For a while, it wasn't even known if neutrinos had mass; we now know that they
do, but it's (m) at a scale much smaller than any of the known masses (M) of
the Standard Model, and just postulating, "hey, the diagrams work out just
right so m/M is a small number" feels like a cop-out. So one of the most
intriguing Majorana-mechanisms is the so-called "seesaw mechanism": this
postulates some symmetry breaking between the left-handed neutrinos of the
Standard Model and some new right-handed neutrinos; the left-handed get ratio
m/M and the right-handed I think get ratio M/m and it all sort of balances
out.

There are two clear "signatures" that neutrinos are Majoranas: one would be to
observe these huge right-handed neutrinos. The other is to observe two
neutrinos perfectly annihilate.

What I think you're thinking of: In the early 2000s there were claims that
experiments had observed the latter. This is a little tricky and the process
is called "neutrinoless double beta decay," since a beta-decay produces an
antineutrino and two antineutrinos can only annihilate if they are their own
antiparticle.

The general consensus now is that those early experiments weren't sufficiently
reproducible and we've never seen neutrinoless double-beta decay.

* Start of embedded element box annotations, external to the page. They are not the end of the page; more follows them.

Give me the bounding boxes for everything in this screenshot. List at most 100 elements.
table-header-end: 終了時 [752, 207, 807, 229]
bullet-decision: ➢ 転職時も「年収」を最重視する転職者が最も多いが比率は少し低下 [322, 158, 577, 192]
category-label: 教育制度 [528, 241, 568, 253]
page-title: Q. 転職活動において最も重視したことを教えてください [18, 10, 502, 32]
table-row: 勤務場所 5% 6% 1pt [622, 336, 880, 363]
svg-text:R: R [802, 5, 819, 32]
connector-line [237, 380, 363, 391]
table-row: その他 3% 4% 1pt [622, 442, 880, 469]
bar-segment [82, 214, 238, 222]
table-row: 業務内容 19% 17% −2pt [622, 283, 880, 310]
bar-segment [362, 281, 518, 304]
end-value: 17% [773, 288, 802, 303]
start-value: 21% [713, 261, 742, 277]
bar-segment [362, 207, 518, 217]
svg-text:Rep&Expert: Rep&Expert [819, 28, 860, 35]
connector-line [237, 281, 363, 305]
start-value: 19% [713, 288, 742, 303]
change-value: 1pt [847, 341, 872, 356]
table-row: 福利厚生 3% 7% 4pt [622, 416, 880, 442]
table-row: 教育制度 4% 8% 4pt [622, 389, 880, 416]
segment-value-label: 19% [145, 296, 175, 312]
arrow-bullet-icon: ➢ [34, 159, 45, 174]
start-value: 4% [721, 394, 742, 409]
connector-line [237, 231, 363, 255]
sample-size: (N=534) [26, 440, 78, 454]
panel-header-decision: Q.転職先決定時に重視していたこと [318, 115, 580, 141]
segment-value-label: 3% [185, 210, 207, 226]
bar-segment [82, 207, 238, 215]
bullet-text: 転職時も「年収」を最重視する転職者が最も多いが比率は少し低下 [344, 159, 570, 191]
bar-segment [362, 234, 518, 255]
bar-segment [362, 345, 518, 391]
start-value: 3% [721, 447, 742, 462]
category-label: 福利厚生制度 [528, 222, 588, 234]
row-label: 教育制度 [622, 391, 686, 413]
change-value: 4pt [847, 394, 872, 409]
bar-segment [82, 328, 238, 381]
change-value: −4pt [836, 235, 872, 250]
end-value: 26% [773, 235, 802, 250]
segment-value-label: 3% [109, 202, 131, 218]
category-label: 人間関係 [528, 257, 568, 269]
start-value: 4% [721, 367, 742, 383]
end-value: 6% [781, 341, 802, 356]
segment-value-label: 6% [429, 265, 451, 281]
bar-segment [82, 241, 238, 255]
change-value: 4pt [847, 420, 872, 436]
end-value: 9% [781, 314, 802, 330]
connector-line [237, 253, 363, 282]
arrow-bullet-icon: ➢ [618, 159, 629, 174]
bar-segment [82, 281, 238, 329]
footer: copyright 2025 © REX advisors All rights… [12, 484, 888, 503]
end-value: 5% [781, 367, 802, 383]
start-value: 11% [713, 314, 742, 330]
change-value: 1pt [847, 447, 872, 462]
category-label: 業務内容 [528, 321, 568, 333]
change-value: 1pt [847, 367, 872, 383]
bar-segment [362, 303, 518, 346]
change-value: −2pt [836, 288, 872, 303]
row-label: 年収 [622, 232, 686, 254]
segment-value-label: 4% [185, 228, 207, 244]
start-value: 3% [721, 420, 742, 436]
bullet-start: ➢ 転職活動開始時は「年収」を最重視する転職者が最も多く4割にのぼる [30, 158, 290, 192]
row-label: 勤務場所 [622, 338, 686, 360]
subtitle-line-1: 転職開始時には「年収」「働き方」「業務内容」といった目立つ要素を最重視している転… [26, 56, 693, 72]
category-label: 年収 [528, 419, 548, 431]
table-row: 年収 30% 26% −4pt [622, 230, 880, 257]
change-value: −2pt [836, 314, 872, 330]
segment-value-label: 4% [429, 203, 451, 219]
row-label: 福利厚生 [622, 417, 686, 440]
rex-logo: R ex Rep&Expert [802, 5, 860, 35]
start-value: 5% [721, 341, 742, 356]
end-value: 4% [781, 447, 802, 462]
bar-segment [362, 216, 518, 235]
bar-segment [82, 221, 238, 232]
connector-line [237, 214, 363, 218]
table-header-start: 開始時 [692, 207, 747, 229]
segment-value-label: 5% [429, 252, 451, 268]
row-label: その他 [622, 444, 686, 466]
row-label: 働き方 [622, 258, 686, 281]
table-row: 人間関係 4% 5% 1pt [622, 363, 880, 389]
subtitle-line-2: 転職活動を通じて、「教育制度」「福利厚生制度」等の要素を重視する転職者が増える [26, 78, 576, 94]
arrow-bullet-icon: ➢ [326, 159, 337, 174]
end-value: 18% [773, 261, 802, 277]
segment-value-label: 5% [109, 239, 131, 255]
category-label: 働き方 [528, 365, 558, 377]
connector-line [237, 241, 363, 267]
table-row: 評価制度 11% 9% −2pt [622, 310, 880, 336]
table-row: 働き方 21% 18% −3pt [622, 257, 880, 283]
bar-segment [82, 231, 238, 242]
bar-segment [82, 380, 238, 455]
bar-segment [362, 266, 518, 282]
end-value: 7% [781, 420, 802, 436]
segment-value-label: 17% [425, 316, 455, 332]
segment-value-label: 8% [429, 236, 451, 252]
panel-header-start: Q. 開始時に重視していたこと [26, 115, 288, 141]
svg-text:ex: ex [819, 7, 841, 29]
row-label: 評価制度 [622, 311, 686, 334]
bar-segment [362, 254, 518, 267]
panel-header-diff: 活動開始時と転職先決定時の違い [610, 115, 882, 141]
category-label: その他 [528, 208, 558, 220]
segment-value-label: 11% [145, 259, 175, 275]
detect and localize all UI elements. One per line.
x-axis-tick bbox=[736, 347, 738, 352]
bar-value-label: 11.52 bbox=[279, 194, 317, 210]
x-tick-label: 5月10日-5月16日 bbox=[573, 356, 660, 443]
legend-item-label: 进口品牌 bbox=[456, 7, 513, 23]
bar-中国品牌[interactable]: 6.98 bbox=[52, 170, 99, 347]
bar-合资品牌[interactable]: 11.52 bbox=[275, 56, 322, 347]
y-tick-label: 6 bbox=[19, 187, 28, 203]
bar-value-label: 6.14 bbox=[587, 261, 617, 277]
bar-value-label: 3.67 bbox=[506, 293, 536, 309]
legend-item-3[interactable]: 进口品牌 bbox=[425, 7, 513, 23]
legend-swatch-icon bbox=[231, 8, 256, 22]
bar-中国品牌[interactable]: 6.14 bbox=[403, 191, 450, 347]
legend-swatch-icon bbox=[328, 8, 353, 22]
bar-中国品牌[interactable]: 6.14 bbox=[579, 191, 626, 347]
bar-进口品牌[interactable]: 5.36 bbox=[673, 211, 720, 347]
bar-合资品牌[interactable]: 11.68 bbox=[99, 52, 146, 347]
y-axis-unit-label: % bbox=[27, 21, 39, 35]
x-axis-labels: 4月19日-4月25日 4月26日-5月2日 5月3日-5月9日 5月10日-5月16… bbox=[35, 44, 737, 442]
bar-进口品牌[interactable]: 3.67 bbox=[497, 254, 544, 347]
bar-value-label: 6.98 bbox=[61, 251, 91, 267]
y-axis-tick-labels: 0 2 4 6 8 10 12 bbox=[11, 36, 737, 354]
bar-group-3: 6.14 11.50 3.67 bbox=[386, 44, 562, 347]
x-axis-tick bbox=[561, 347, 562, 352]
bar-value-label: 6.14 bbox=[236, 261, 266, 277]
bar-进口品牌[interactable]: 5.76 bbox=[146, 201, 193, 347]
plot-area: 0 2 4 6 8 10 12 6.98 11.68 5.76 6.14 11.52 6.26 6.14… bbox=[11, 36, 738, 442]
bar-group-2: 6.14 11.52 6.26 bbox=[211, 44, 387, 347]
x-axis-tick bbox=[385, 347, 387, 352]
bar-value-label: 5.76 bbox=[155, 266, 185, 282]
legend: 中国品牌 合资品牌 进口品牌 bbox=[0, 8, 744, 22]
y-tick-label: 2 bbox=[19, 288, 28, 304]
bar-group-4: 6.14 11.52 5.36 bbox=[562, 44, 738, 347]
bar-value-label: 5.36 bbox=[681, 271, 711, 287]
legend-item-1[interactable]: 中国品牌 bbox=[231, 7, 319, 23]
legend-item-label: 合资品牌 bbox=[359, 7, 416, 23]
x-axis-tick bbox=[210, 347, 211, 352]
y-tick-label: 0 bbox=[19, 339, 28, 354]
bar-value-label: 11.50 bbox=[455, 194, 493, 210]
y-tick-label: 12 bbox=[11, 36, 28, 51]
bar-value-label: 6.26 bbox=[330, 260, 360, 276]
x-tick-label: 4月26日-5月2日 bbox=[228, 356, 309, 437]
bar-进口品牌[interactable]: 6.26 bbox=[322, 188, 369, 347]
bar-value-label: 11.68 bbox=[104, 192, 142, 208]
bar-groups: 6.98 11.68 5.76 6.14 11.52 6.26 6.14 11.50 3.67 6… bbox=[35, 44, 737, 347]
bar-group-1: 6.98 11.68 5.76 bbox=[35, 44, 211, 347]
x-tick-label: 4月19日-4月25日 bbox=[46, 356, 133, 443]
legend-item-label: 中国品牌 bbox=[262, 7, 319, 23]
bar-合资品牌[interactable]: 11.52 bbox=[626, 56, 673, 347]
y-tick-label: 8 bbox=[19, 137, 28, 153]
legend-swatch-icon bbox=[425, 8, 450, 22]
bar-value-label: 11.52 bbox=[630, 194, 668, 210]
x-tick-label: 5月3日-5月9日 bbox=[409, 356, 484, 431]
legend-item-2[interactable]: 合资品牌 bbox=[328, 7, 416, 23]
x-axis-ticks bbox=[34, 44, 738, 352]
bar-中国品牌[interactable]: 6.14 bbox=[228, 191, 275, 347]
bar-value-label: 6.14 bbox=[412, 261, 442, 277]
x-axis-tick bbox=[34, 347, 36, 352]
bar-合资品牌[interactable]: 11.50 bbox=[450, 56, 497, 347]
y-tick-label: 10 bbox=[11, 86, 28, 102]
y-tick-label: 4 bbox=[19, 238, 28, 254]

However,
that doesn't shut the door completely since double-beta-decay is already
pretty rare: 76-Ge for example decays via double-beta-decay into 76-Se with a
half-life of 10^21 years, or a hundred billion times the age of the universe.
The GERDA experiment has been studying this stuff and can conclusively say
that the half-life for _neutrinoless_ double beta decay must be at least 10^25
years, and they're looking to increase their resolution to 10^26 years: so
it's less than 1/10,000 of their decays observed so far, but they can capture
it if it's more frequent than 1/100,000.